How stupid is this idea: coating lead weights in plastic and baking them in the oven I cook with?

Recently I’ve gotten the urge to play around with polymer clay-- the kind sold in hobby stores that can be conveniently oven-cured in one’s own kitchen. It appears to be a very versatile medium, but the plastic clay itself doesn’t weigh all that much. I am hoping to give the sculpted objects a bit more tangible heft, and so it occurred to me to try filling them with heavier material.

Lead is proverbially heavy, and also nicely cheap and available in the form of fishing sinkers. However, given that it is also famously toxic, I am unsure just how much damage I would be risking by baking it in the same oven that I cook my food from. The plastic clay itself cures at around 100 - 130 degrees C, and theoretically the lead weights would be sealed inside. But what could happen if the clay cracks while curing? Would heated lead give off vapors at those temperatures? Would there likely be any practical danger from cumulative exposure? If so, might I be able to reduce any hazard by coating the lead further, say with liquid plastic clay or resin, or maybe wrapping it snugly in foil? I really have no idea how inherently hazardous my hare-brained scheme is, relative to eating delicious leaded paint chips.

It also occurred to me that I could avoid the whole problem a couple of ways, say by using weights of a less toxic metal like tungsten; but apparently tungsten is rather pricier, and I am extremely poor. I could also buy a small hobby oven specifically for baking polymer clay, but again: poor. If there’s no practical danger from heating up lead fishing weights, then I won’t worry about it. But if metal poisoning is a likely outcome, then I guess I’d better scrap the idea for now.

I don’t know but searching a second hand store or crags list for a alternative cheap way to cure the material sounds like a reasonable precaution.

As long as the lead is completely encased in the clay, I think the risk of contaminating your oven is extremely low. Even if you got lead in your oven, you don’t cook directly on the oven surface, do you?

I don’t know if I would re-use the sheet you are cooking the weights on for food, though.

Vapors aren’t going to be an issue at temperatures below lead’s melting point: 327 degrees C. For significant danger, you need to heat it well above that.

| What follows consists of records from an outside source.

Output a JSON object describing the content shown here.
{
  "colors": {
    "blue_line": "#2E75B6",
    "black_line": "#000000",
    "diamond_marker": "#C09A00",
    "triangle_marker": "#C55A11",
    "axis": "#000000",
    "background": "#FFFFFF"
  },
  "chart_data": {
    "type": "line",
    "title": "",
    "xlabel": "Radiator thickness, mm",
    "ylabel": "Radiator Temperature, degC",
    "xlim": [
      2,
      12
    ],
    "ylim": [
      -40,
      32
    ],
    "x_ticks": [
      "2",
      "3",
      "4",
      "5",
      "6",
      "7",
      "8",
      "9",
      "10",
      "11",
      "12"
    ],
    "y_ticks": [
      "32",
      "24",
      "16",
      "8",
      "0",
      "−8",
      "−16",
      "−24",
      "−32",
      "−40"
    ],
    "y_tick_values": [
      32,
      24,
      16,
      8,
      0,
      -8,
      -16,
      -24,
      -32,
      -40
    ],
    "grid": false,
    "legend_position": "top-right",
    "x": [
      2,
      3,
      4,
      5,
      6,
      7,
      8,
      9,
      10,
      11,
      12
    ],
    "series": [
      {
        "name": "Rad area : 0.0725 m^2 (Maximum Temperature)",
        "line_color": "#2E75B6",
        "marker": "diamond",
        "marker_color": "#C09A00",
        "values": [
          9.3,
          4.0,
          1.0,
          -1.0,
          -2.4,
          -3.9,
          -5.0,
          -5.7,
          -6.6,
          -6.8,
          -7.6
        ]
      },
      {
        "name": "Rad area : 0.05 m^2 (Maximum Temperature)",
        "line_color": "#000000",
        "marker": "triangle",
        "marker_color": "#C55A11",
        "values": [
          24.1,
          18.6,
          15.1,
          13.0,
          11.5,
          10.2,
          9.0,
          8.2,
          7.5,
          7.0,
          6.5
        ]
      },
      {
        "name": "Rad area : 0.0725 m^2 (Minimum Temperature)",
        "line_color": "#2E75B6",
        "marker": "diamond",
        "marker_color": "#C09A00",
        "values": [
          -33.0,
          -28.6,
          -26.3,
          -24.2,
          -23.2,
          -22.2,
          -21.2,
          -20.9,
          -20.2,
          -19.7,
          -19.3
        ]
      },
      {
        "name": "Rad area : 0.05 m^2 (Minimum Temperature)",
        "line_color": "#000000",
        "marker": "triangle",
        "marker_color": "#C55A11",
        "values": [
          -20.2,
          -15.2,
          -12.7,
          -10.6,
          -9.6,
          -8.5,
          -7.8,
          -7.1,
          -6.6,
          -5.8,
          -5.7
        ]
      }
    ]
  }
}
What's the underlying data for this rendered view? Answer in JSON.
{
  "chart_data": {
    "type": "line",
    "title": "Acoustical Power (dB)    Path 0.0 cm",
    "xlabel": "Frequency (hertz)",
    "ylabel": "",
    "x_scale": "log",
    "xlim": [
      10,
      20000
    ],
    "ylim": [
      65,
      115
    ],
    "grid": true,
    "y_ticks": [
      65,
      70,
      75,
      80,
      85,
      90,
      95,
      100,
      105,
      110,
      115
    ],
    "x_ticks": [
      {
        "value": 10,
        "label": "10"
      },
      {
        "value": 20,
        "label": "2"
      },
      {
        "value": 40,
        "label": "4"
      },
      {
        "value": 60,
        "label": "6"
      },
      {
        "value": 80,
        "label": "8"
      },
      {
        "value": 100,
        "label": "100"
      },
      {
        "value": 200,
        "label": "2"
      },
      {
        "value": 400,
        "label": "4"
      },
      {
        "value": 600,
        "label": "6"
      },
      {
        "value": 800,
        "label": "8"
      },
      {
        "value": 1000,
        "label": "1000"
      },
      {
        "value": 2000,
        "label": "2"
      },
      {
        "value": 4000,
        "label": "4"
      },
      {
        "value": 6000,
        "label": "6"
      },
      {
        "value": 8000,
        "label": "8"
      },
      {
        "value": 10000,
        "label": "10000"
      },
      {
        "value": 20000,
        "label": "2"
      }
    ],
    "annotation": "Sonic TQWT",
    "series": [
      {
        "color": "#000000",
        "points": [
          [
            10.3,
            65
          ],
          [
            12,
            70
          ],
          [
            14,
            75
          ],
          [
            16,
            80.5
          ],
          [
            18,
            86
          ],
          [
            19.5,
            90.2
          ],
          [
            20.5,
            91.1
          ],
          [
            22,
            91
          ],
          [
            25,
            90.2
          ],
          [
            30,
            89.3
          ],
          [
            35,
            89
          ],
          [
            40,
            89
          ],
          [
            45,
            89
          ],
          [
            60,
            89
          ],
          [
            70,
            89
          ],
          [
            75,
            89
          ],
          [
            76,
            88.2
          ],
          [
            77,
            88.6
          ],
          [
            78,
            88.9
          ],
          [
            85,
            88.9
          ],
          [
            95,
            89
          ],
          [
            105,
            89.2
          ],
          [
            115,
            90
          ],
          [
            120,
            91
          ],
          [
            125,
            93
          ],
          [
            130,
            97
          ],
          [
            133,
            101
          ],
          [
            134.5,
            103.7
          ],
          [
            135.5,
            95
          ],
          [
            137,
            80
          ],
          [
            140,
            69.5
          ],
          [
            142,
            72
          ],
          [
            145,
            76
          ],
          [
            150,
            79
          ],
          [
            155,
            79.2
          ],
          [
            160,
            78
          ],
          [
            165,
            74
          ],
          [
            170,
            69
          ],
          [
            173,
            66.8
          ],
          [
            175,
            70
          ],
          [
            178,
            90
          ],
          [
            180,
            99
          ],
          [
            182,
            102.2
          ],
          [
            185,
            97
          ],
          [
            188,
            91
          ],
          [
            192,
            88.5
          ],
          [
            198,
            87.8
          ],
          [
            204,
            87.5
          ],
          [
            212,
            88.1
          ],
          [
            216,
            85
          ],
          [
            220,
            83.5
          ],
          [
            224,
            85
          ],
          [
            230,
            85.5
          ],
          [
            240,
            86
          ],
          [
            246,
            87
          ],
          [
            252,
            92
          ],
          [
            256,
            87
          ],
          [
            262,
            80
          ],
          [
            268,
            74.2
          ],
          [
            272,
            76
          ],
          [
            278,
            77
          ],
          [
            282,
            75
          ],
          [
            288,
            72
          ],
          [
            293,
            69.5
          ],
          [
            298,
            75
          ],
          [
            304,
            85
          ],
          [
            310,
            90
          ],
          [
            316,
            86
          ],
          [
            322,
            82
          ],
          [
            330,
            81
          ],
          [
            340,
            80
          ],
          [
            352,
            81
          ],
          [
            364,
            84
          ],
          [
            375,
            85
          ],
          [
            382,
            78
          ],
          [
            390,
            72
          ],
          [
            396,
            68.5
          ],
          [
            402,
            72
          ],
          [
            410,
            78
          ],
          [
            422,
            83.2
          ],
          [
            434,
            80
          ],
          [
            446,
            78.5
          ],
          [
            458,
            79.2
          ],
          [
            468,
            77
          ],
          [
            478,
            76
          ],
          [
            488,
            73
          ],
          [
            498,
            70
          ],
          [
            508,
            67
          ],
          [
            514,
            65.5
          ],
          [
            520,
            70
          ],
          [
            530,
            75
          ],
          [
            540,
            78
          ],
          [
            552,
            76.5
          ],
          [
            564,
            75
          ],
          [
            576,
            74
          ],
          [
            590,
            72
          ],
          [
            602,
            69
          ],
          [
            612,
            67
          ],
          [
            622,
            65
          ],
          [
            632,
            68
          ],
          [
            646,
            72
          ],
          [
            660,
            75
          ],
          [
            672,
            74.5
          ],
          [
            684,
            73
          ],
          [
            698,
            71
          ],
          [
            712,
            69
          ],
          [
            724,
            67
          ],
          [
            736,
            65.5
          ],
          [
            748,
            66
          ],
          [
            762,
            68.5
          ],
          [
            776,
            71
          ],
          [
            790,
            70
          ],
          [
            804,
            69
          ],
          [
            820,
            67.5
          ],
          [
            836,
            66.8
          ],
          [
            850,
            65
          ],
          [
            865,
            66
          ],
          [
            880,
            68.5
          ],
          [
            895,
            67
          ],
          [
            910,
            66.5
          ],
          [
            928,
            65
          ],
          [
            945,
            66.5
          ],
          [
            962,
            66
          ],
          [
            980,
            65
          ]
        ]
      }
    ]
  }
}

But lead in the kitchen probably isn’t the best possible plan. Perhaps you could use steel (e.g. steel shot) instead?

You might also look into lead-free solder, preferably without a flux core. It has the advantage of being bendy, so you may be able to form it into a wire frame around which you would be able to wrap the plastic, but it also might not be heavy enough for your purposes. Just make sure to get something that has a higher melting range than the plastic stuff cures at.

Polymer clay has its own unhealthy vapors. A lot of polymer artists bypass their own ovens and use dedicated toaster ovens, just to be on the safe side.

I make most of my own fishing lures - curing lead based jigs that have been powdercoated is a common thing to do -

An inexpensive toaster oven in the garage is the way to go - lead ‘fumes’ is in and of itself not the issue (as stated above - you have to get well above the melting point to get to that level) - its more the idea of the ‘stuff left behind’ that might get into your food, etc.

Some polymer clays for hobby building cure at room temperature over a couple of days, so no oven is necessary.

i wouldn’t do any craft/industrial in food apparatus/utensils.

a toaster oven and utensils for crafts makes a world of sense.